Patrick Burns (ISAW) Lecture at Taft Center
Description
Please note that this lecture will take place at the Taft Center.
On Thursday (2/20) at 4:30 pm, Dr. Patrick Burns (Institute for the Study of the Ancient World) will be giving a public lecture at the Taft Center for the Humanities. His lecture will address how new developments in digital language processing can be applied to Latin corpora (full abstract below).
The Digital Afterlife of a Dead Language: Or Recovering 34 Billion(!) Latin Words from AI Training Data
Latin has been a perhaps unexpected beneficiary of recently published Large Language Model (LLM) training datasets. For example, an artificial intelligence firm just released a text repository advertising 34 billion Latin tokens—a number over 5,000 times larger than a comprehensive repository of canonically classical Latin like the Perseus Digital Library. The number is so outstandingly large relative to other Latin collections—“unfathomable” in the parlance of AI critique—that it demands a fuller accounting of what it means for humanities scholars to work with such collections, leading us to ask questions like—What novel methods are necessary to explore such a library?
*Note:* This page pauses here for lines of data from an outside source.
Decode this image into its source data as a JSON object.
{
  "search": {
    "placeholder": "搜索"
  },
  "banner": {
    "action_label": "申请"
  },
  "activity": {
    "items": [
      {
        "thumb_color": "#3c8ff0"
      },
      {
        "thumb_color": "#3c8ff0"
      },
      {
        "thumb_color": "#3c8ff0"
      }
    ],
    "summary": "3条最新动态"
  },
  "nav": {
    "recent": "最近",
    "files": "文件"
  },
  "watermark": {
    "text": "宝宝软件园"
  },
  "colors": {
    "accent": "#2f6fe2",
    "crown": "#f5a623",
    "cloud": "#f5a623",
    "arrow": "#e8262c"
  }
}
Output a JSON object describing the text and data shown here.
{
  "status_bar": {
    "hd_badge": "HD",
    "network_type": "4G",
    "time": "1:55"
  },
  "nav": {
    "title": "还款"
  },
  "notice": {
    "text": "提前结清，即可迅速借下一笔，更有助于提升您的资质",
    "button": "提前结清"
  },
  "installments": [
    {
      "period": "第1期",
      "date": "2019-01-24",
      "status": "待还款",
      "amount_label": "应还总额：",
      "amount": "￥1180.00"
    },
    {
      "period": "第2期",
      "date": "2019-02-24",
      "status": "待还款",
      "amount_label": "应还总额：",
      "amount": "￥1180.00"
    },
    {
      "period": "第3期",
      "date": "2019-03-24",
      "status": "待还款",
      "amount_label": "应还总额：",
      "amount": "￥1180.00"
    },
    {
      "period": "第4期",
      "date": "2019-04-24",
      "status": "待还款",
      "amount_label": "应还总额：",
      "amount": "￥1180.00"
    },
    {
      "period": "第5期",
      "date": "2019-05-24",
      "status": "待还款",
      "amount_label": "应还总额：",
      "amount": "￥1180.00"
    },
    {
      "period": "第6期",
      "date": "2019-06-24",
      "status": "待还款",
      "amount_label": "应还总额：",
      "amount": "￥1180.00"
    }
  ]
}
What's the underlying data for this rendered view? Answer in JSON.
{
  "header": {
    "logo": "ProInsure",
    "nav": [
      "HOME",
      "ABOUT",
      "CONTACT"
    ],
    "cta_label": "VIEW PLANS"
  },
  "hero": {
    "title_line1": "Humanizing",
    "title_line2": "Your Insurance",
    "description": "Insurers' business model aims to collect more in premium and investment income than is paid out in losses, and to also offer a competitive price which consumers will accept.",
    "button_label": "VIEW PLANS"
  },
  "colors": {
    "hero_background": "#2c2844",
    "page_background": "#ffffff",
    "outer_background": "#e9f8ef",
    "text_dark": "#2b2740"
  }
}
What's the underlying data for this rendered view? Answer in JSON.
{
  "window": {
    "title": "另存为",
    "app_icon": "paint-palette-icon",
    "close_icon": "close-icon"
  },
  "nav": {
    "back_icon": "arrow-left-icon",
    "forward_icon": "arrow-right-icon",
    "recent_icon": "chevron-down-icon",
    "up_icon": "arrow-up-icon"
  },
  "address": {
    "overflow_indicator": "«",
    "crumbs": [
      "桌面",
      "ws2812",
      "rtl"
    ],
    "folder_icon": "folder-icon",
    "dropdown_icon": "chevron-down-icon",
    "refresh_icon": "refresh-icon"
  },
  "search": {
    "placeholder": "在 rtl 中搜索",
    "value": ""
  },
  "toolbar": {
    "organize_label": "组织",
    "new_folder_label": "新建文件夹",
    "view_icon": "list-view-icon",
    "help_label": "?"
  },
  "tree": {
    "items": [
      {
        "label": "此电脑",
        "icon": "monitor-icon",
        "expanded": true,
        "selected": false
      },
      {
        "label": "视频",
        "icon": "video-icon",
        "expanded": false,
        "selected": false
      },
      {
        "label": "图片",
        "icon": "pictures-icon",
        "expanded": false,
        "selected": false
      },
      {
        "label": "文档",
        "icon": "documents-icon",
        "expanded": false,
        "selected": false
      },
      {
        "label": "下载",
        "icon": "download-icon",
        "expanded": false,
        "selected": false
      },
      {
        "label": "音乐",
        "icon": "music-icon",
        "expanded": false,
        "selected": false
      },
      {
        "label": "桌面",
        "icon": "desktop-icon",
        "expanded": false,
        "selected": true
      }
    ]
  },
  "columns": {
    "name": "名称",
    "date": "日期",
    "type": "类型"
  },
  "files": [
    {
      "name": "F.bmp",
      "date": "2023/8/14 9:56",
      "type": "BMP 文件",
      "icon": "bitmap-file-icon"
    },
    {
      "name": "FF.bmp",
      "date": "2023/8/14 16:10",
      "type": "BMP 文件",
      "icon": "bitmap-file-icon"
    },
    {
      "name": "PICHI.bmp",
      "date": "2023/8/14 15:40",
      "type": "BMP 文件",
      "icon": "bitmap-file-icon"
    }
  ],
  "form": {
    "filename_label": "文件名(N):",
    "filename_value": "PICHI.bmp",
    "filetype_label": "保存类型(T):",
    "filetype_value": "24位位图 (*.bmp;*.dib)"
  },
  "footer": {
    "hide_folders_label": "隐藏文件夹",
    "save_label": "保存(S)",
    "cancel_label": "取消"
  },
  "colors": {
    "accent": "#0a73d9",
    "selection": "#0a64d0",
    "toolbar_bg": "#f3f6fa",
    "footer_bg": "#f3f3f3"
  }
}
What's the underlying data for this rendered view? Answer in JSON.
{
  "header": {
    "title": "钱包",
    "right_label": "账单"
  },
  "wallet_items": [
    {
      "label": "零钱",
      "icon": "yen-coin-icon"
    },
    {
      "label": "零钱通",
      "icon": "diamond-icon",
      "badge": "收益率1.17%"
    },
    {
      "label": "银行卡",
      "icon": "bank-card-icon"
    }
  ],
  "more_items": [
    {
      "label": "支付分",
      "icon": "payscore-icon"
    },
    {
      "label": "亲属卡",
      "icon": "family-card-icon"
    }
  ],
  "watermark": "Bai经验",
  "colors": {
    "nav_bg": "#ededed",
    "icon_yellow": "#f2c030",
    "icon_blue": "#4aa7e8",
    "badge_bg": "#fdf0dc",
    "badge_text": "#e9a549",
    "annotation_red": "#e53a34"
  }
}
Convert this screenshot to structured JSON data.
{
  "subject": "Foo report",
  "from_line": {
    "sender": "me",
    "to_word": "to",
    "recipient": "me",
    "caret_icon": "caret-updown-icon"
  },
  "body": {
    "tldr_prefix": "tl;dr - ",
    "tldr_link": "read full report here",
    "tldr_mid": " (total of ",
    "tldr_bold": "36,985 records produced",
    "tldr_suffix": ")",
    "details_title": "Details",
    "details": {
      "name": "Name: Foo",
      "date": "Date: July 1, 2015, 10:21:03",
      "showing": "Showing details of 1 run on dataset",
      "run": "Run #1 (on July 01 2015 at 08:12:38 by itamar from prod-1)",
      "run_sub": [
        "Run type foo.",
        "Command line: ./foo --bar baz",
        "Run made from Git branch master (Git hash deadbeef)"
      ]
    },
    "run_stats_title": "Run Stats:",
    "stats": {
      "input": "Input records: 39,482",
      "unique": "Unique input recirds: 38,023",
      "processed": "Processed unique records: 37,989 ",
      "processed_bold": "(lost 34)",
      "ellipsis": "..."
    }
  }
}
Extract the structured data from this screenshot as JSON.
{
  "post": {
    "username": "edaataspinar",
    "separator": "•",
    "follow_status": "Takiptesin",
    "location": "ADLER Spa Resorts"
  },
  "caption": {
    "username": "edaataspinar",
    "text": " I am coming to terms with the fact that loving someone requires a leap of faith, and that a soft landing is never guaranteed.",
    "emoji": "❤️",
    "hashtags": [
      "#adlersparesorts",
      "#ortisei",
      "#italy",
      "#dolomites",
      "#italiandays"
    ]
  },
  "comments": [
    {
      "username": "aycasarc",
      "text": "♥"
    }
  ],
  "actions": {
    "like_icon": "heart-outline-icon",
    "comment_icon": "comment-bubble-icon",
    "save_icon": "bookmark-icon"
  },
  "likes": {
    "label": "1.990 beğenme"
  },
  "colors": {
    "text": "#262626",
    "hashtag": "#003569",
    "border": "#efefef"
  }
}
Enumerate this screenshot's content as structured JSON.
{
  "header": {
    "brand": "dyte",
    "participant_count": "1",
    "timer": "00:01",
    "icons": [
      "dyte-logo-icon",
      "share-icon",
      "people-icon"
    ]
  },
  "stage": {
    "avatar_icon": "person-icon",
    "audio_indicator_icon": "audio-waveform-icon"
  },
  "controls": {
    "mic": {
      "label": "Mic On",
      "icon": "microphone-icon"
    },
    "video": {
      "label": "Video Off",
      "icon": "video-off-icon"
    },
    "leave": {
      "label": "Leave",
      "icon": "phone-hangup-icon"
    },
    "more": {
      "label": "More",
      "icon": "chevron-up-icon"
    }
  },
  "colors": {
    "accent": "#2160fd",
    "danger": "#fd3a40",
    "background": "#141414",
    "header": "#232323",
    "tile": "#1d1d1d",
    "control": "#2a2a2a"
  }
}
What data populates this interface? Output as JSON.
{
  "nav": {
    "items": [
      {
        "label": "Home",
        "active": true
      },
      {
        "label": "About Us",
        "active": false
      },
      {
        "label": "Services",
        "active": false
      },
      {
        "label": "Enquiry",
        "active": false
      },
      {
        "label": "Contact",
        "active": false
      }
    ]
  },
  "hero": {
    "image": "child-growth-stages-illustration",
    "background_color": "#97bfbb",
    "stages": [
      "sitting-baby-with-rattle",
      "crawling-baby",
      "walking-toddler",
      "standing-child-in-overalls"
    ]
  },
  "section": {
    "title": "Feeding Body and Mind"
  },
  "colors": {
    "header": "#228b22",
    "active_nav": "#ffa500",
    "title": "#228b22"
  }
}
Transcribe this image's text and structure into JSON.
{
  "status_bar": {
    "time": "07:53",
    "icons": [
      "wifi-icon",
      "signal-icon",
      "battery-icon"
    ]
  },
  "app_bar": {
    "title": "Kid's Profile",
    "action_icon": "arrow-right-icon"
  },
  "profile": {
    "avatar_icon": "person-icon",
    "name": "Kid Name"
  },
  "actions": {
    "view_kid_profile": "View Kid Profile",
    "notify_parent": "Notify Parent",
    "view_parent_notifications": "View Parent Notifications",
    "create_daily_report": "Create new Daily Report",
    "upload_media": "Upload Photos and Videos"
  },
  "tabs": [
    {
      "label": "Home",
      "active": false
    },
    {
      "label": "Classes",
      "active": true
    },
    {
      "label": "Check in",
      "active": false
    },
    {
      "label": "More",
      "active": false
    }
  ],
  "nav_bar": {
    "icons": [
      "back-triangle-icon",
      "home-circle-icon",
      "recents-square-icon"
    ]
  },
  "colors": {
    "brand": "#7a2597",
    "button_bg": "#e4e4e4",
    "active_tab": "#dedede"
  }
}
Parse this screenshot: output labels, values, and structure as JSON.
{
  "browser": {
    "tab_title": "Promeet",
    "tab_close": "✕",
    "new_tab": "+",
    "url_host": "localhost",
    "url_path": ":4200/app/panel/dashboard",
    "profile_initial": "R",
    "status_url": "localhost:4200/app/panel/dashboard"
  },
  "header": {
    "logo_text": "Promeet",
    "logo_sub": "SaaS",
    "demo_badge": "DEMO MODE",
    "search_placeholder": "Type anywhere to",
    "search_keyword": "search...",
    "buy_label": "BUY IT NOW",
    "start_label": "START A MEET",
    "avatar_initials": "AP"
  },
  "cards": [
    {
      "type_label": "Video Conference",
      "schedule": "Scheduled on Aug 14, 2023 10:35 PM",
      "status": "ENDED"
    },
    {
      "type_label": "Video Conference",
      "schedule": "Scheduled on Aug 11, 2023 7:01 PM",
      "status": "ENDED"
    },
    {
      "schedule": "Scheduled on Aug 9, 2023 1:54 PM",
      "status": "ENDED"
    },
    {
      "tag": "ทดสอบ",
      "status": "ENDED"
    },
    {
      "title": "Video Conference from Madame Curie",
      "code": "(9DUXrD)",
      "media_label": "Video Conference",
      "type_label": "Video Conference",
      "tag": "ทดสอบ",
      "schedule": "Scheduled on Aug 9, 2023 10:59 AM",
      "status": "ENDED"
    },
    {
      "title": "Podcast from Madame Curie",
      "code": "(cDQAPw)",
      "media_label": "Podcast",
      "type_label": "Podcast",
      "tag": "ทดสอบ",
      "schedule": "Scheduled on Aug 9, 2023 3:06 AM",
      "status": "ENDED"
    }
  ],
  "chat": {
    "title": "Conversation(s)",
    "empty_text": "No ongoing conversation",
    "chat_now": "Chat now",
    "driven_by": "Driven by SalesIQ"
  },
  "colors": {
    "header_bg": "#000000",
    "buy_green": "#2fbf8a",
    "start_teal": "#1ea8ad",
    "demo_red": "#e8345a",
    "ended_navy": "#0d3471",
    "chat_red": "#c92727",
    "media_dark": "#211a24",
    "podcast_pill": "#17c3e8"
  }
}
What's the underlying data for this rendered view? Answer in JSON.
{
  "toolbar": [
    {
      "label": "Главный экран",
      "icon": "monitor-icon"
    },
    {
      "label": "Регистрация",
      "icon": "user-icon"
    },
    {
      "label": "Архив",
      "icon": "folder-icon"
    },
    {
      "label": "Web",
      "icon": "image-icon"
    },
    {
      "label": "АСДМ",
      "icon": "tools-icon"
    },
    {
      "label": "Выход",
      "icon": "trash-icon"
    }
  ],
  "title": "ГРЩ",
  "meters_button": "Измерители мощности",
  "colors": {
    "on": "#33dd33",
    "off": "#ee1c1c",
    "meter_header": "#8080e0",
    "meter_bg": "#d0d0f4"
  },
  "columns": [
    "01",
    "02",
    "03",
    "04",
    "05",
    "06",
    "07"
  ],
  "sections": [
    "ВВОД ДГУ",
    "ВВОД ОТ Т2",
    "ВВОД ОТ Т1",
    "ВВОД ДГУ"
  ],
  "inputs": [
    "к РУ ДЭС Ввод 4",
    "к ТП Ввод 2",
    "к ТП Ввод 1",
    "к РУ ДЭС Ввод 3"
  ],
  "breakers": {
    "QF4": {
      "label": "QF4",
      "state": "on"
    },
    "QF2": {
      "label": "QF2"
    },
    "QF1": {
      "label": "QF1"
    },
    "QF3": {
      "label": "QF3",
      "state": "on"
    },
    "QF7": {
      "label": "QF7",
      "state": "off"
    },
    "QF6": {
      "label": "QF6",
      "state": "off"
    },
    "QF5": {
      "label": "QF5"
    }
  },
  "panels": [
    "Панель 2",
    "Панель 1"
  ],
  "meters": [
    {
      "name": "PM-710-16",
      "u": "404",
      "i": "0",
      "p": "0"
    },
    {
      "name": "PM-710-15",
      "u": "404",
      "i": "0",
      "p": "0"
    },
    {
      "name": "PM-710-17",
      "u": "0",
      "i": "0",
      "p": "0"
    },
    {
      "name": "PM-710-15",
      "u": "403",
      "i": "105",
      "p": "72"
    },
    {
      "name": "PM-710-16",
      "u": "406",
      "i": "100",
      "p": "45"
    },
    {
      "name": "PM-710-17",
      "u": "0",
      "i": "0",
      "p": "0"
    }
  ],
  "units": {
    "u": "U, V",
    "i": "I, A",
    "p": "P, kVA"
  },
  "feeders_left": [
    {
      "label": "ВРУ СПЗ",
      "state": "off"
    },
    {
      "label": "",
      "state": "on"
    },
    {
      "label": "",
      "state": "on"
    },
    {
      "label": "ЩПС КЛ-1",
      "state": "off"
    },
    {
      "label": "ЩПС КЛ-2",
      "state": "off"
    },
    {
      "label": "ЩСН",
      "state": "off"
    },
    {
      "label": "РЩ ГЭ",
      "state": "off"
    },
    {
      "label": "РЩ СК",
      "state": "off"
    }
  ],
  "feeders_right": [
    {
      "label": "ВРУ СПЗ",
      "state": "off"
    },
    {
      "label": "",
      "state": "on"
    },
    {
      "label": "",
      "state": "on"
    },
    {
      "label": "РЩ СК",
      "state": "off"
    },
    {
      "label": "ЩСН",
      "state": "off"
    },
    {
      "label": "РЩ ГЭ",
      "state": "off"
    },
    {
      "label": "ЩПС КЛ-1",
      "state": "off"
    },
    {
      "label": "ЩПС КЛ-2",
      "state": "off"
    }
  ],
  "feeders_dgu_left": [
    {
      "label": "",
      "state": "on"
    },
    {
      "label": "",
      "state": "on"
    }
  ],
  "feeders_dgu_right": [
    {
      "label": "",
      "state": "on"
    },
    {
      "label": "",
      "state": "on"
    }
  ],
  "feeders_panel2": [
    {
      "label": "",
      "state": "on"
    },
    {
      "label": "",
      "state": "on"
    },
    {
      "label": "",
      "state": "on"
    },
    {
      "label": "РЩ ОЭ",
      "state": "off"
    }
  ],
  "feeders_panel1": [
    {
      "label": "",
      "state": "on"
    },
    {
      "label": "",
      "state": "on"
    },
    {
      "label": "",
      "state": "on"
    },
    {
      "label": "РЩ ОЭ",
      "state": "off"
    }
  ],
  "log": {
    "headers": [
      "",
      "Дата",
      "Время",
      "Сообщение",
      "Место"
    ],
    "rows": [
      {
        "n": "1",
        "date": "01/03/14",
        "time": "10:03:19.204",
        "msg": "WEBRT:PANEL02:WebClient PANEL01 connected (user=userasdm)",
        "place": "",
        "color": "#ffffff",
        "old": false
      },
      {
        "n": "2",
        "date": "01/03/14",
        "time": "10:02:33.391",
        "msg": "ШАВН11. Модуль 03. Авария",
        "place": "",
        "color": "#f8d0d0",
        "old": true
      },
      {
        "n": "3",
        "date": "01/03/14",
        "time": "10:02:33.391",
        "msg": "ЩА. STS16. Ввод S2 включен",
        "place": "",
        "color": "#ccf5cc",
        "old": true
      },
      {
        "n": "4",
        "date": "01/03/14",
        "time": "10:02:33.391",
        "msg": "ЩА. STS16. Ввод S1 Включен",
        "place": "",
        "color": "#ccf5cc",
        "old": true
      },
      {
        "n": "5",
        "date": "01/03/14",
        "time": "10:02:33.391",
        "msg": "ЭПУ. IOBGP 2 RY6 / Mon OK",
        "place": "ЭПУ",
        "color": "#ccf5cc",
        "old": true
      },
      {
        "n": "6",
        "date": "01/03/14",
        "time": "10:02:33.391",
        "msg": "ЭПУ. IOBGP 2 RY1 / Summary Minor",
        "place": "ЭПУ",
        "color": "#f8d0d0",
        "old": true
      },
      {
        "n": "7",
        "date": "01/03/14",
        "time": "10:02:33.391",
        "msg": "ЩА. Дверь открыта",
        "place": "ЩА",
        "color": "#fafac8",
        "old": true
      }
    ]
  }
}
How do we handle the massive amount of textual corruption found in these volumes? What tools and models can we build—and build responsibly—with that amount of textual data? In this talk, I will bring in threads from natural language processing, cryptography, and textual criticism, among other disciplines, to redefine philology at scale for our computational, LLM-inflected moment. While the presentation will lead with examples from Latin texts, the talk invites humanities scholars working in any language or literature to reflect on how issues of training data quantity and quality affect their areas of research.